Most Accurate Solutions and ApproachesFor Your Data Inventory

What are the types of your data? Where are they stored? Who has access? Have you specified the retention periods?

Not being aware of in which environments the collected data is stored and how it is shared with other parties, is like travelling offshore.

The most important need of an organization for data management; moreover, the starting point of the data management, is to have knowledge about the scale, location, sharing and lifecycle of the data.

The private sector and public institutions obtain, process and store many personal data in order to carry out their core activities. Organizations that desire to expand their economic activities naturally access more personal data and be in the position of sharing it with third parties. If the management model of the data is not adequately constructed, as the data increases, the risks to keep it safe and the measures to be taken increase, as well.

The expert teams of Verisistem® complete the data inventory studies quickly thanks to their superior knowledge in this field, which can be quite detailed according to the scale of data processed and the parties you share. In addition, inventory service is included in the scope, if all end-to-end personal data protection law compliance studies are in progress.

Envanter Çalışması ile İlgili Çeşitli Tanımlar

Various Definitions Related to the Inventory Study

Inventory study on personal data is not an easy process. However, it cannot be argued that the results of this study, which is spread over time, will become a unique entity in terms of the operation of the organization.

The inventory work on the protection of personal data is defined in Article 4, paragraph 1 (h) of the Regulation on the Data Controllers’ Registry published in the Official Gazette dated 30.12.2017. Later, the scope was changed with various arrangements.

In these regulations, Inventory is described as "the inventory in which the measures taken regarding data security are explained and elaborated as data controllers perform personal data processing activities depending on business processes; their purposes of processing personal data and its legal ground, data category they create by associating with the recipient group of transmission and group of persons subject data and the maximum retention period required for the purposes which personal data processed for and personal data which are intended to be transferred to foreign countries."

Envanter Çalışması ile İlgili Çeşitli Tanımlar

Why Should You Prepare a Data Inventory?

The obligation to prepare the inventory is the preparation of infrastructure for compliance with the Law in the business processes related to the activities of the data controllers. In other words, it is to serve easily to determine whether there is a personal data processing that is incompliant with the Law. Thanks to this inventory, the data controller has also the opportunity to self-audit regarding the legal compliance of personal data processing activities.

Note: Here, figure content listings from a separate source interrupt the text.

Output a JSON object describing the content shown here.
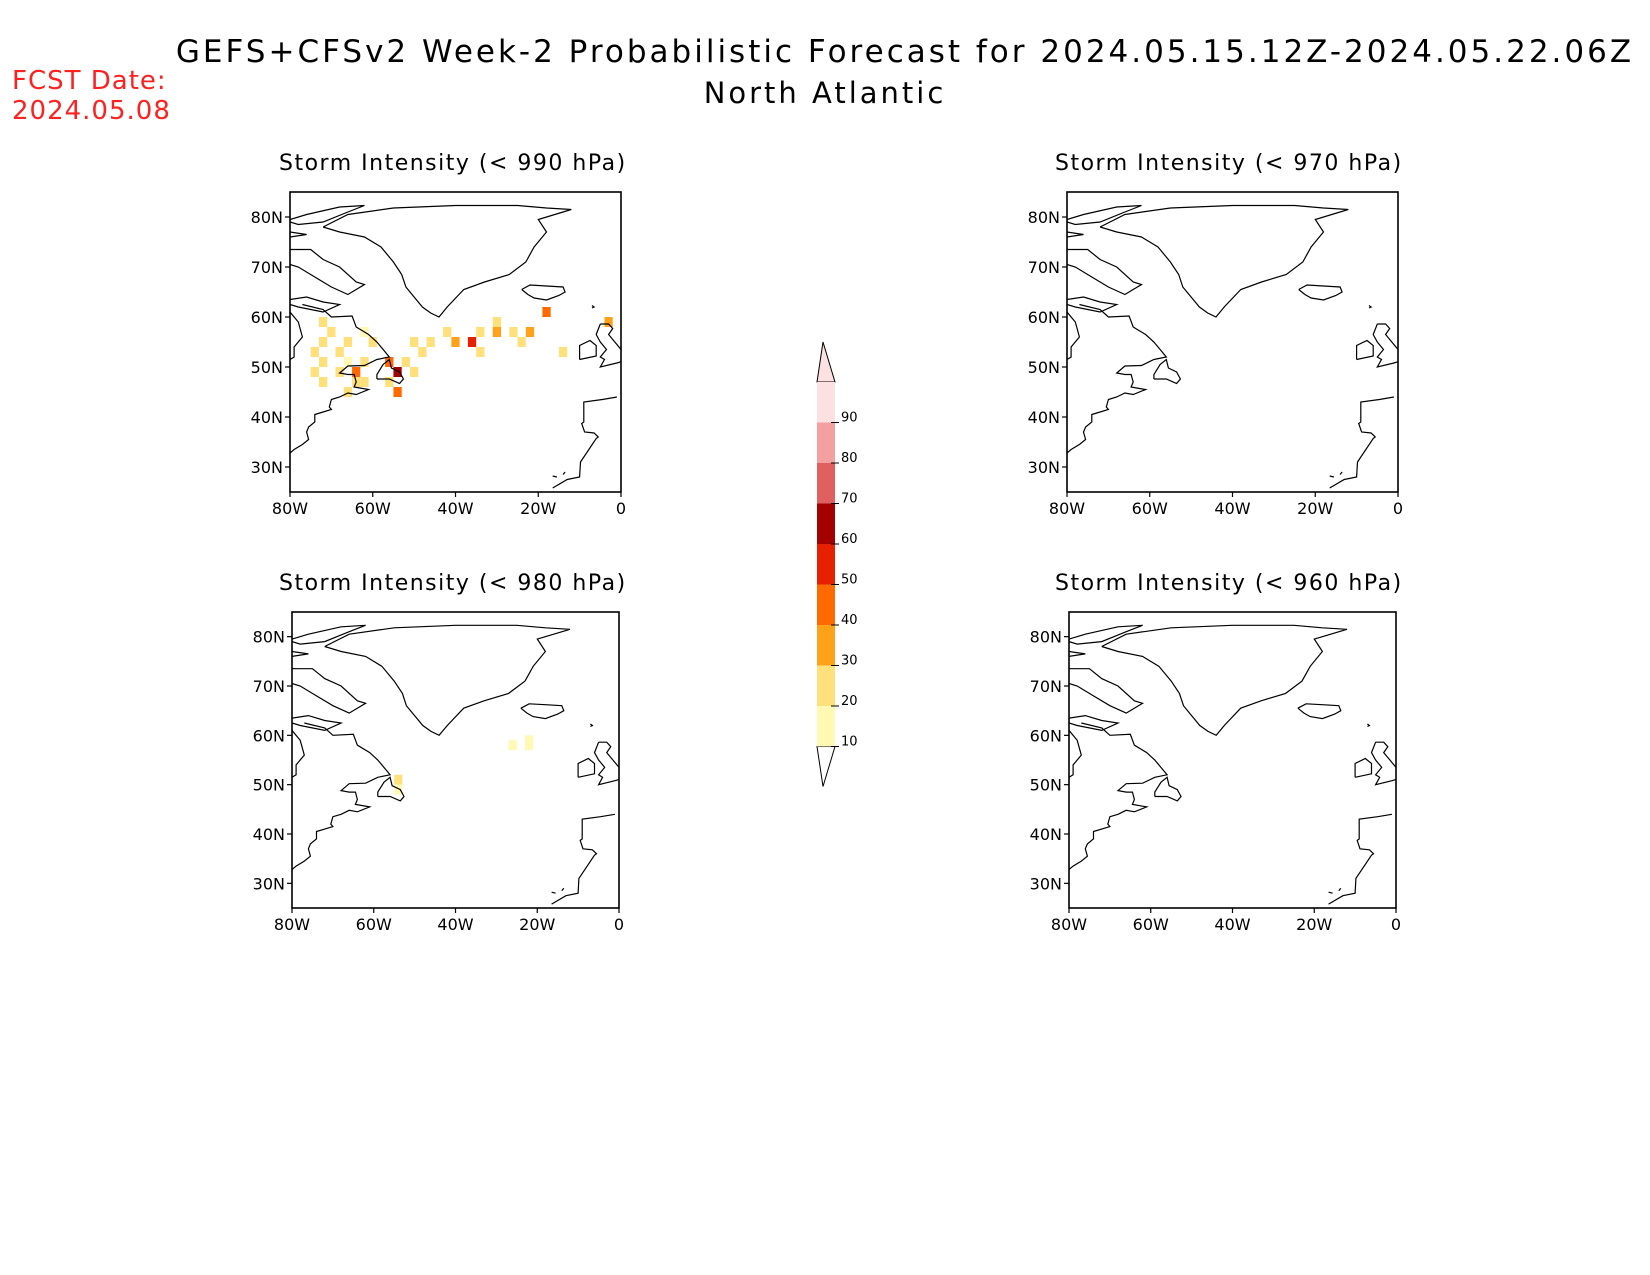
{
  "header": {
    "title": "GEFS+CFSv2 Week-2 Probabilistic Forecast for 2024.05.15.12Z-2024.05.22.06Z",
    "region": "North Atlantic",
    "fcst_label": "FCST Date:",
    "fcst_date": "2024.05.08"
  },
  "map": {
    "lon_ticks": [
      "80W",
      "60W",
      "40W",
      "20W",
      "0"
    ],
    "lat_ticks": [
      "80N",
      "70N",
      "60N",
      "50N",
      "40N",
      "30N"
    ]
  },
  "panels": [
    {
      "title": "Storm Intensity (< 990 hPa)",
      "cells": [
        {
          "lat": 59,
          "lon": -72,
          "prob": 20
        },
        {
          "lat": 57,
          "lon": -70,
          "prob": 20
        },
        {
          "lat": 55,
          "lon": -72,
          "prob": 20
        },
        {
          "lat": 53,
          "lon": -74,
          "prob": 20
        },
        {
          "lat": 51,
          "lon": -72,
          "prob": 20
        },
        {
          "lat": 49,
          "lon": -74,
          "prob": 20
        },
        {
          "lat": 47,
          "lon": -72,
          "prob": 20
        },
        {
          "lat": 55,
          "lon": -66,
          "prob": 20
        },
        {
          "lat": 53,
          "lon": -68,
          "prob": 20
        },
        {
          "lat": 51,
          "lon": -66,
          "prob": 10
        },
        {
          "lat": 49,
          "lon": -68,
          "prob": 20
        },
        {
          "lat": 47,
          "lon": -64,
          "prob": 20
        },
        {
          "lat": 45,
          "lon": -66,
          "prob": 20
        },
        {
          "lat": 57,
          "lon": -62,
          "prob": 10
        },
        {
          "lat": 55,
          "lon": -60,
          "prob": 20
        },
        {
          "lat": 51,
          "lon": -62,
          "prob": 20
        },
        {
          "lat": 49,
          "lon": -64,
          "prob": 40
        },
        {
          "lat": 47,
          "lon": -62,
          "prob": 20
        },
        {
          "lat": 51,
          "lon": -56,
          "prob": 40
        },
        {
          "lat": 49,
          "lon": -54,
          "prob": 60
        },
        {
          "lat": 47,
          "lon": -56,
          "prob": 20
        },
        {
          "lat": 45,
          "lon": -54,
          "prob": 40
        },
        {
          "lat": 51,
          "lon": -52,
          "prob": 20
        },
        {
          "lat": 49,
          "lon": -50,
          "prob": 20
        },
        {
          "lat": 53,
          "lon": -48,
          "prob": 20
        },
        {
          "lat": 55,
          "lon": -50,
          "prob": 20
        },
        {
          "lat": 55,
          "lon": -46,
          "prob": 20
        },
        {
          "lat": 57,
          "lon": -42,
          "prob": 20
        },
        {
          "lat": 55,
          "lon": -40,
          "prob": 30
        },
        {
          "lat": 55,
          "lon": -36,
          "prob": 50
        },
        {
          "lat": 57,
          "lon": -34,
          "prob": 20
        },
        {
          "lat": 53,
          "lon": -34,
          "prob": 20
        },
        {
          "lat": 59,
          "lon": -30,
          "prob": 20
        },
        {
          "lat": 57,
          "lon": -30,
          "prob": 30
        },
        {
          "lat": 57,
          "lon": -26,
          "prob": 20
        },
        {
          "lat": 55,
          "lon": -24,
          "prob": 20
        },
        {
          "lat": 57,
          "lon": -22,
          "prob": 30
        },
        {
          "lat": 61,
          "lon": -18,
          "prob": 40
        },
        {
          "lat": 53,
          "lon": -14,
          "prob": 20
        },
        {
          "lat": 59,
          "lon": -3,
          "prob": 30
        }
      ]
    },
    {
      "title": "Storm Intensity (< 980 hPa)",
      "cells": [
        {
          "lat": 51,
          "lon": -54,
          "prob": 20
        },
        {
          "lat": 49,
          "lon": -54,
          "prob": 10
        },
        {
          "lat": 58,
          "lon": -26,
          "prob": 10
        },
        {
          "lat": 58,
          "lon": -22,
          "prob": 10
        },
        {
          "lat": 59,
          "lon": -22,
          "prob": 10
        }
      ]
    },
    {
      "title": "Storm Intensity (< 970 hPa)",
      "cells": []
    },
    {
      "title": "Storm Intensity (< 960 hPa)",
      "cells": []
    }
  ],
  "colorbar": {
    "labels": [
      "10",
      "20",
      "30",
      "40",
      "50",
      "60",
      "70",
      "80",
      "90"
    ],
    "colors": [
      "#fff9b4",
      "#ffe07a",
      "#ffa21a",
      "#ff6a00",
      "#e62000",
      "#a50000",
      "#e06060",
      "#f4a0a0",
      "#fde0e0"
    ]
  },
  "colors": {
    "fcst_red": "#ff2020",
    "coast": "#000000"
  }
}
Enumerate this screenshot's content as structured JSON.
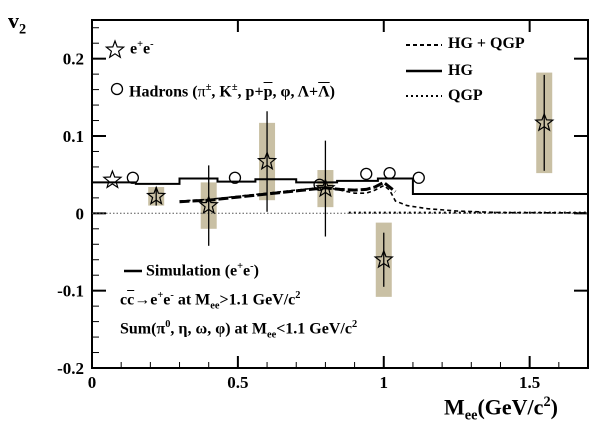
{
  "chart_data": {
    "type": "scatter",
    "xlabel": "M",
    "xlabel_sub": "ee",
    "xlabel_tail": "(GeV/c",
    "xlabel_sup": "2",
    "xlabel_close": ")",
    "ylabel": "v",
    "ylabel_sub": "2",
    "xlim": [
      0,
      1.7
    ],
    "ylim": [
      -0.2,
      0.25
    ],
    "x_ticks": [
      0,
      0.5,
      1,
      1.5
    ],
    "x_tick_labels": [
      "0",
      "0.5",
      "1",
      "1.5"
    ],
    "y_ticks": [
      -0.2,
      -0.1,
      0,
      0.1,
      0.2
    ],
    "y_tick_labels": [
      "-0.2",
      "-0.1",
      "0",
      "0.1",
      "0.2"
    ],
    "ee_points": [
      {
        "x": 0.22,
        "y": 0.022,
        "stat": 0.012,
        "sys": 0.012
      },
      {
        "x": 0.4,
        "y": 0.01,
        "stat": 0.052,
        "sys": 0.03
      },
      {
        "x": 0.6,
        "y": 0.067,
        "stat": 0.065,
        "sys": 0.05
      },
      {
        "x": 0.8,
        "y": 0.032,
        "stat": 0.062,
        "sys": 0.024
      },
      {
        "x": 1.0,
        "y": -0.06,
        "stat": 0.035,
        "sys": 0.048
      },
      {
        "x": 1.55,
        "y": 0.117,
        "stat": 0.062,
        "sys": 0.065
      }
    ],
    "hadron_points": [
      {
        "x": 0.14,
        "y": 0.046
      },
      {
        "x": 0.49,
        "y": 0.046
      },
      {
        "x": 0.78,
        "y": 0.037
      },
      {
        "x": 0.94,
        "y": 0.051
      },
      {
        "x": 1.02,
        "y": 0.052
      },
      {
        "x": 1.12,
        "y": 0.046
      }
    ],
    "simulation_steps": [
      [
        0.0,
        0.04
      ],
      [
        0.15,
        0.04
      ],
      [
        0.15,
        0.038
      ],
      [
        0.3,
        0.038
      ],
      [
        0.3,
        0.045
      ],
      [
        0.43,
        0.045
      ],
      [
        0.43,
        0.041
      ],
      [
        0.56,
        0.041
      ],
      [
        0.56,
        0.044
      ],
      [
        0.7,
        0.044
      ],
      [
        0.7,
        0.04
      ],
      [
        0.84,
        0.04
      ],
      [
        0.84,
        0.042
      ],
      [
        0.98,
        0.042
      ],
      [
        0.98,
        0.045
      ],
      [
        1.1,
        0.045
      ],
      [
        1.1,
        0.025
      ],
      [
        1.7,
        0.025
      ]
    ],
    "hg_qgp_curve": [
      [
        0.3,
        0.016
      ],
      [
        0.4,
        0.018
      ],
      [
        0.5,
        0.022
      ],
      [
        0.6,
        0.026
      ],
      [
        0.7,
        0.03
      ],
      [
        0.8,
        0.034
      ],
      [
        0.85,
        0.03
      ],
      [
        0.9,
        0.026
      ],
      [
        0.94,
        0.026
      ],
      [
        0.97,
        0.03
      ],
      [
        1.0,
        0.036
      ],
      [
        1.02,
        0.03
      ],
      [
        1.04,
        0.016
      ],
      [
        1.08,
        0.01
      ],
      [
        1.15,
        0.006
      ],
      [
        1.25,
        0.003
      ],
      [
        1.4,
        0.001
      ],
      [
        1.7,
        0.0005
      ]
    ],
    "hg_curve": [
      [
        0.3,
        0.015
      ],
      [
        0.4,
        0.017
      ],
      [
        0.5,
        0.021
      ],
      [
        0.6,
        0.025
      ],
      [
        0.7,
        0.029
      ],
      [
        0.8,
        0.033
      ],
      [
        0.85,
        0.031
      ],
      [
        0.9,
        0.03
      ],
      [
        0.94,
        0.031
      ],
      [
        0.97,
        0.034
      ],
      [
        1.0,
        0.04
      ],
      [
        1.02,
        0.034
      ],
      [
        1.04,
        0.028
      ]
    ],
    "qgp_curve": [
      [
        0.0,
        0.001
      ],
      [
        1.7,
        0.001
      ]
    ],
    "zero_line": [
      [
        0.0,
        0.0
      ],
      [
        1.7,
        0.0
      ]
    ],
    "legend": {
      "ee": "e",
      "ee_sup1": "+",
      "ee_mid": "e",
      "ee_sup2": "-",
      "hadrons_prefix": "Hadrons (",
      "pi": "π",
      "pi_sup": "±",
      "k_sep": ", K",
      "k_sup": "±",
      "ppbar_sep": ", p+",
      "pbar": "p",
      "phi_sep": ",  φ,  Λ+",
      "lambdabar": "Λ",
      "hadrons_close": ")",
      "hgqgp": "HG + QGP",
      "hg": "HG",
      "qgp": "QGP"
    },
    "notes": {
      "simulation_prefix": "Simulation (e",
      "simulation_sup1": "+",
      "simulation_mid": "e",
      "simulation_sup2": "-",
      "simulation_close": ")",
      "ccbar_c": "c",
      "ccbar_cbar": "c",
      "ccbar_arrow": "→e",
      "ccbar_sup1": "+",
      "ccbar_e": "e",
      "ccbar_sup2": "-",
      "ccbar_at": " at M",
      "ccbar_sub": "ee",
      "ccbar_tail": ">1.1 GeV/c",
      "ccbar_sup3": "2",
      "sum_prefix": "Sum(π",
      "sum_sup": "0",
      "sum_mid": ",  η,  ω,  φ) at M",
      "sum_sub": "ee",
      "sum_tail": "<1.1 GeV/c",
      "sum_sup2": "2"
    },
    "colors": {
      "band": "#c9c0a4",
      "ink": "#000000"
    }
  }
}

The aim is to convert the data into information and to transform it into understanding.

Carly Fiorina  HP, Former chief executive officer
Envanter Çalışması ile İlgili Çeşitli Tanımlar

Is it a Legal Obligation to Prepare Data Inventory?

For the reasons mentioned above, it is important to take technical and administrative measures properly in terms securing personal data. Therefore, it will be easier for organizations to classify their data assets beforehand. However, the law also imposed obligations in this field;

According to Article 5, paragraph 1 (d) of the Regulation on the Data Controllers' Registry, the provision "Data controllers (*) who are obliged to register at the Registry, are obliged to prepare Personal Data Processing Inventory. Data to be disclosed to the Registry during the registration applications, is prepared based on the Personal Data Processing Inventory", in paragraph (d) the provision "In the obligation of information defined in Article 10 of the Law for the data controllers, in responding to the applications of the person referred to in Article 13 of the Law and determining the scope of the express consent to be announced by the relevant persons, the data submitted to the Registry and published in the Registry shall be taken as basis based on the personal data processing inventory." takes place.

(*) Amendment has been made in paragraph (ç) with the Article 2 of the Regulation on the Amendment of the Regulation on the Data Controllers’ Registry published in the Official Gazette dated 28.04.2019.

Click here to see the criteria for VERBIS Registration

Envanter Çalışması ile İlgili Çeşitli Tanımlar

Is it compulsory to prepare data inventory according to GDPR?

According to GDPR, there is no obligation to prepare data inventory, but due to the nature of the process, data inventory is "required". Because GDPR asks which data is managed, recorded, shared. In addition to this, enterprises with more than 250 people have to keep the record of data processing activities and show them during the audits.

Article 30, paragraphs 1 and 2 of GDPR listed the requirements for data processing activities. According to this;

Name and surname of the data controller, DPO and representatives

Purpose of data processing

Categories of data subject's processed data

Data transfer parties

Retention periods

Technical and administrative measures

The differences between the conventional Data Retention and the "Transaction Records" mentioned in the GDPR are, for example, as follows;

Data Retention (Saving, storing)

It is important which records we keep in which systems. For example, customer contracts are located on the cloud server named "ABC" in Istanbul.

Who has access to data? For example, who can access supplier data stored in our servers in Ankara? With which authorization can they access to this data?

Transaction Records (Data processing records)

GDPR looks for answers to “how” and “why” questions. Why are these records kept, what is the purpose and how are they kept?

Which departments have access to data and why is this needed?